TRANSTIPO.com, Topoyo – Eksekutif atau Pemkab Mamuju Tengah (Mateng) yang mewakili Sekretaris daerah (Sekda) Mateng Askary Anwar menyerahkan Rancangan Kebijakan Umum Anggaran (KUA) dan Rancangan Prioritas Plafon Anggaran Sementara (PPAS) APBD Mateng tahun anggaran 2020 di Gedung DPRD Mateng, Jumat, 12 Juli 2019.

Sekda Mateng Askary menyerahkan KUA-PPAS tersebut dan diterima oleh Ketua DPRD Mateng Arsal Aras saat berlangsung rapat paripurna di gedung DPRD Mateng pada Jumat siang.

Dalam sambutannya, Askary Anwar mengatakan, KUA ini sifatnya strategis karena merupakan tahapan awal yang memuat kebijakan pemerintah, pembangunan dan kemasyarakatan yang lebih lanjut menjadi pedoman PPAS dan APBD Mateng.

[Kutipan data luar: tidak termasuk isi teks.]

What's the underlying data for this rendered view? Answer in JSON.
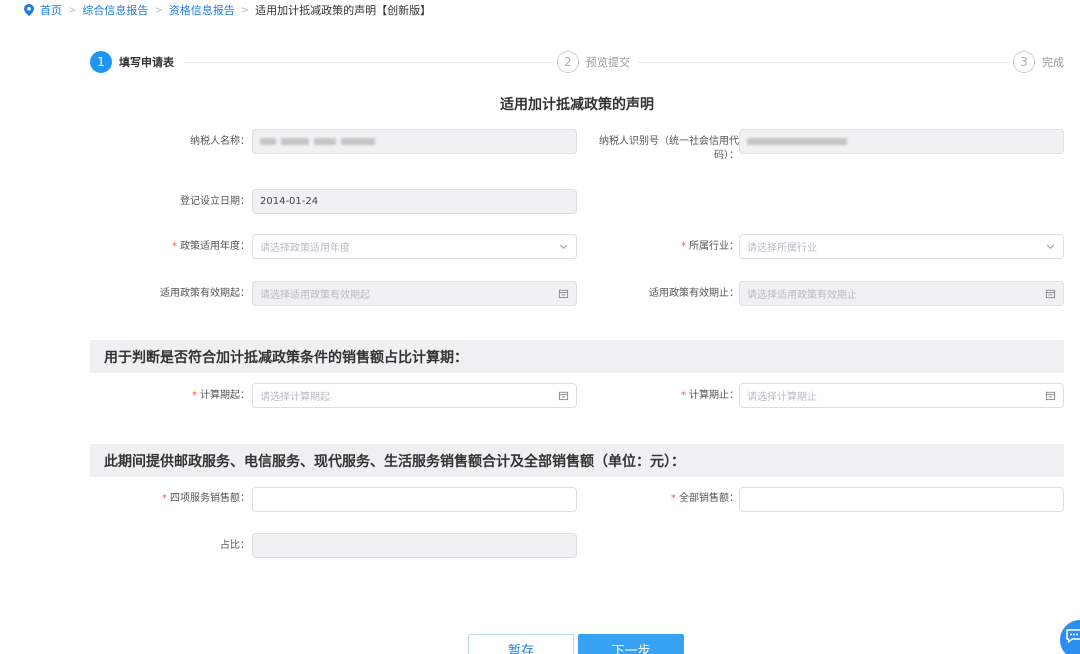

Menurut, Askary bahwa substansi dari PPAS ini mencerminkan prioritas pembangunan daerah yang dikaitkan dengan sasaran yang ingin dicapai, termasuk program prioritas dari OPD terkait.

“PPAS juga menggambarkan pagu anggaran sementara di masing-masing OPD berdasarkan program kegiatan. Pagu sementara tersebut akan menjadi pagu defenitif setelah peraturan daerah (Perda) tentang APBD disepakati bersama antara DPRD Mateng dan Pemkab Mateng, serta rancangan peraturan bupati tentang penjabaran APBD tersebut ditetapkan menjadi Peraturan Bupati (Perbub),” ungkap Askary.

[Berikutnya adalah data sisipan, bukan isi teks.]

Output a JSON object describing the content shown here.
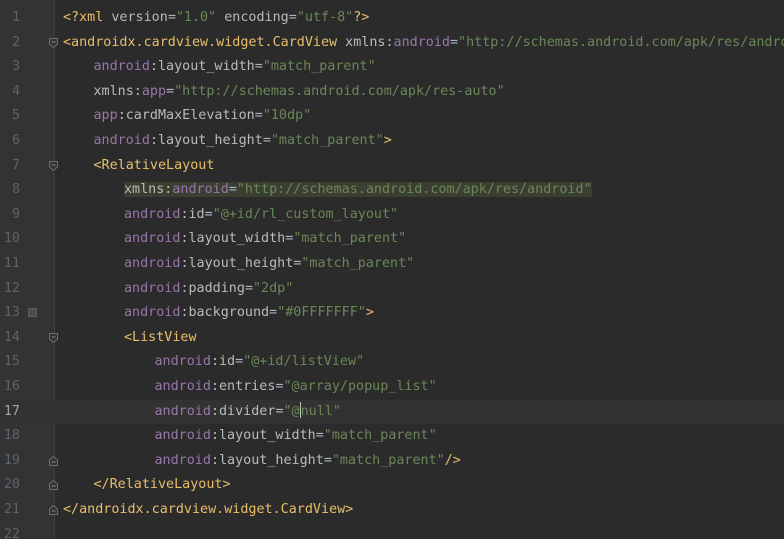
{
  "editor": {
    "lines": [
      {
        "num": "1",
        "indent": 0,
        "tokens": [
          {
            "t": "tag",
            "v": "<?xml "
          },
          {
            "t": "attr",
            "v": "version"
          },
          {
            "t": "plain",
            "v": "="
          },
          {
            "t": "str",
            "v": "\"1.0\""
          },
          {
            "t": "plain",
            "v": " "
          },
          {
            "t": "attr",
            "v": "encoding"
          },
          {
            "t": "plain",
            "v": "="
          },
          {
            "t": "str",
            "v": "\"utf-8\""
          },
          {
            "t": "tag",
            "v": "?>"
          }
        ]
      },
      {
        "num": "2",
        "indent": 0,
        "fold": "open",
        "tokens": [
          {
            "t": "tag",
            "v": "<androidx.cardview.widget.CardView "
          },
          {
            "t": "attr",
            "v": "xmlns:"
          },
          {
            "t": "ns",
            "v": "android"
          },
          {
            "t": "plain",
            "v": "="
          },
          {
            "t": "str",
            "v": "\"http://schemas.android.com/apk/res/android\""
          }
        ]
      },
      {
        "num": "3",
        "indent": 1,
        "tokens": [
          {
            "t": "ns",
            "v": "android"
          },
          {
            "t": "attr",
            "v": ":layout_width"
          },
          {
            "t": "plain",
            "v": "="
          },
          {
            "t": "str",
            "v": "\"match_parent\""
          }
        ]
      },
      {
        "num": "4",
        "indent": 1,
        "tokens": [
          {
            "t": "attr",
            "v": "xmlns:"
          },
          {
            "t": "ns",
            "v": "app"
          },
          {
            "t": "plain",
            "v": "="
          },
          {
            "t": "str",
            "v": "\"http://schemas.android.com/apk/res-auto\""
          }
        ]
      },
      {
        "num": "5",
        "indent": 1,
        "tokens": [
          {
            "t": "ns",
            "v": "app"
          },
          {
            "t": "attr",
            "v": ":cardMaxElevation"
          },
          {
            "t": "plain",
            "v": "="
          },
          {
            "t": "str",
            "v": "\"10dp\""
          }
        ]
      },
      {
        "num": "6",
        "indent": 1,
        "tokens": [
          {
            "t": "ns",
            "v": "android"
          },
          {
            "t": "attr",
            "v": ":layout_height"
          },
          {
            "t": "plain",
            "v": "="
          },
          {
            "t": "str",
            "v": "\"match_parent\""
          },
          {
            "t": "tag",
            "v": ">"
          }
        ]
      },
      {
        "num": "7",
        "indent": 1,
        "fold": "open",
        "tokens": [
          {
            "t": "tag",
            "v": "<RelativeLayout"
          }
        ]
      },
      {
        "num": "8",
        "indent": 2,
        "highlight": true,
        "tokens": [
          {
            "t": "attr",
            "v": "xmlns:"
          },
          {
            "t": "ns",
            "v": "android"
          },
          {
            "t": "plain",
            "v": "="
          },
          {
            "t": "str",
            "v": "\"http://schemas.android.com/apk/res/android\""
          }
        ]
      },
      {
        "num": "9",
        "indent": 2,
        "tokens": [
          {
            "t": "ns",
            "v": "android"
          },
          {
            "t": "attr",
            "v": ":id"
          },
          {
            "t": "plain",
            "v": "="
          },
          {
            "t": "str",
            "v": "\"@+id/rl_custom_layout\""
          }
        ]
      },
      {
        "num": "10",
        "indent": 2,
        "tokens": [
          {
            "t": "ns",
            "v": "android"
          },
          {
            "t": "attr",
            "v": ":layout_width"
          },
          {
            "t": "plain",
            "v": "="
          },
          {
            "t": "str",
            "v": "\"match_parent\""
          }
        ]
      },
      {
        "num": "11",
        "indent": 2,
        "tokens": [
          {
            "t": "ns",
            "v": "android"
          },
          {
            "t": "attr",
            "v": ":layout_height"
          },
          {
            "t": "plain",
            "v": "="
          },
          {
            "t": "str",
            "v": "\"match_parent\""
          }
        ]
      },
      {
        "num": "12",
        "indent": 2,
        "tokens": [
          {
            "t": "ns",
            "v": "android"
          },
          {
            "t": "attr",
            "v": ":padding"
          },
          {
            "t": "plain",
            "v": "="
          },
          {
            "t": "str",
            "v": "\"2dp\""
          }
        ]
      },
      {
        "num": "13",
        "indent": 2,
        "bookmark": true,
        "tokens": [
          {
            "t": "ns",
            "v": "android"
          },
          {
            "t": "attr",
            "v": ":background"
          },
          {
            "t": "plain",
            "v": "="
          },
          {
            "t": "str",
            "v": "\"#0FFFFFFF\""
          },
          {
            "t": "tag",
            "v": ">"
          }
        ]
      },
      {
        "num": "14",
        "indent": 2,
        "fold": "open",
        "tokens": [
          {
            "t": "tag",
            "v": "<ListView"
          }
        ]
      },
      {
        "num": "15",
        "indent": 3,
        "tokens": [
          {
            "t": "ns",
            "v": "android"
          },
          {
            "t": "attr",
            "v": ":id"
          },
          {
            "t": "plain",
            "v": "="
          },
          {
            "t": "str",
            "v": "\"@+id/listView\""
          }
        ]
      },
      {
        "num": "16",
        "indent": 3,
        "tokens": [
          {
            "t": "ns",
            "v": "android"
          },
          {
            "t": "attr",
            "v": ":entries"
          },
          {
            "t": "plain",
            "v": "="
          },
          {
            "t": "str",
            "v": "\"@array/popup_list\""
          }
        ]
      },
      {
        "num": "17",
        "indent": 3,
        "current": true,
        "tokens": [
          {
            "t": "ns",
            "v": "android"
          },
          {
            "t": "attr",
            "v": ":divider"
          },
          {
            "t": "plain",
            "v": "="
          },
          {
            "t": "str",
            "v": "\"@"
          },
          {
            "t": "caret",
            "v": ""
          },
          {
            "t": "str",
            "v": "null\""
          }
        ]
      },
      {
        "num": "18",
        "indent": 3,
        "tokens": [
          {
            "t": "ns",
            "v": "android"
          },
          {
            "t": "attr",
            "v": ":layout_width"
          },
          {
            "t": "plain",
            "v": "="
          },
          {
            "t": "str",
            "v": "\"match_parent\""
          }
        ]
      },
      {
        "num": "19",
        "indent": 3,
        "fold": "close",
        "tokens": [
          {
            "t": "ns",
            "v": "android"
          },
          {
            "t": "attr",
            "v": ":layout_height"
          },
          {
            "t": "plain",
            "v": "="
          },
          {
            "t": "str",
            "v": "\"match_parent\""
          },
          {
            "t": "tag",
            "v": "/>"
          }
        ]
      },
      {
        "num": "20",
        "indent": 1,
        "fold": "close",
        "tokens": [
          {
            "t": "tag",
            "v": "</RelativeLayout>"
          }
        ]
      },
      {
        "num": "21",
        "indent": 0,
        "fold": "close",
        "tokens": [
          {
            "t": "tag",
            "v": "</androidx.cardview.widget.CardView>"
          }
        ]
      },
      {
        "num": "22",
        "indent": 0,
        "tokens": []
      }
    ]
  }
}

Rapat paripurna terkait penyerahan naskah KUA-PPAS oleh pihak Pemkab Mateng ke DPRD Mateng, Jumat, 12 Juli 2019. (Foto: Ruli)

Lanjut Askary mengatakan, tujuan dan sasaran pembangunan sesuai dengan visi dan misi Bupati Mateng periode 2018-2021, yaitu terwujudnya kemandirian daerah dalam bingkai lallak tassisarak melalui gerakan membangun Mateng untuk meningkatkan kesejahtraan masyarakat.

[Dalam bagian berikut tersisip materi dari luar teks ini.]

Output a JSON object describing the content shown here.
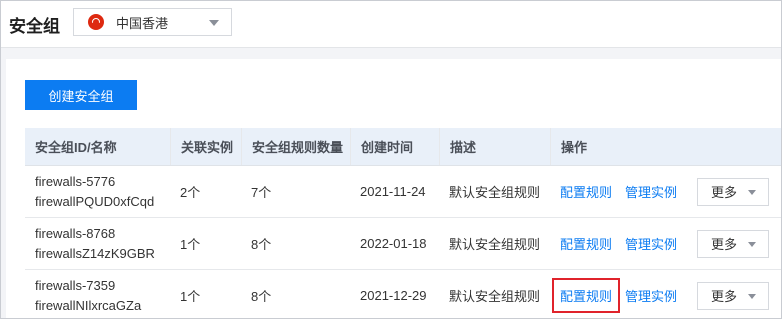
{
  "header": {
    "title": "安全组",
    "region": {
      "label": "中国香港",
      "icon": "hong-kong-flag-icon"
    }
  },
  "toolbar": {
    "create_label": "创建安全组"
  },
  "table": {
    "columns": [
      "安全组ID/名称",
      "关联实例",
      "安全组规则数量",
      "创建时间",
      "描述",
      "操作"
    ],
    "rows": [
      {
        "id": "firewalls-5776",
        "name": "firewallPQUD0xfCqd",
        "instances": "2个",
        "rules": "7个",
        "created": "2021-11-24",
        "desc": "默认安全组规则",
        "op_config": "配置规则",
        "op_manage": "管理实例",
        "op_more": "更多"
      },
      {
        "id": "firewalls-8768",
        "name": "firewallsZ14zK9GBR",
        "instances": "1个",
        "rules": "8个",
        "created": "2022-01-18",
        "desc": "默认安全组规则",
        "op_config": "配置规则",
        "op_manage": "管理实例",
        "op_more": "更多"
      },
      {
        "id": "firewalls-7359",
        "name": "firewallNIlxrcaGZa",
        "instances": "1个",
        "rules": "8个",
        "created": "2021-12-29",
        "desc": "默认安全组规则",
        "op_config": "配置规则",
        "op_manage": "管理实例",
        "op_more": "更多"
      }
    ]
  },
  "colors": {
    "accent": "#0c7cf2",
    "highlight": "#e0232b",
    "header_bg": "#e9f0f9"
  }
}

KUA Pemkab Mateng 2020 sesuai dengan amanat undang-undang dengan mengalokasikan anggaran Dana Desa dari APBD sebesar 10 persen, urusan kesehatan sebesar 20,70 persen, dan urusan pendidikan belum mencukupi 20 persen, namun mengalami peningkatan yaitu 18,75 persen atau naik 2,04 persen dari tahun 2019.

“Pada tahun anggaran ini kemampuan anggaran sangat terbatas sehingga kita tidak mampu menampung seluruh aspirasi masyarakat, tapi insya Allah dengan niat yang baik dari kita semua pemerintah daerah akan tetap bersungguh-sungguh berupaya secara bertahap, komitmen, dan mewujudkan secara konsistensi dalam pengembangan tugas Bupati Mateng yang berpihak langsung kepada masyarakat,” ujar Askary.

Ia juga katanya, pimpinan dan anggoata DPRD Mateng dapat secara arif dan bijaksana dalam membahas dan menerima masukan demi kelengkapan atau penyempurnaan penyusunan rancangan sehingga hasil dapat disepekati dalam nota kesepakatan antarpemkab dan DPRD Mateng.

“Saya berterima kasih serta mengapresiasi semangat para anggota dewan yang tidak kendor karena memang kita harus ekstra kerja keras mengingat waktu kita sangat terbatas, padat untuk kepentingan orang banyak,” kata Ketua DPRD Mateng Arsal Aras.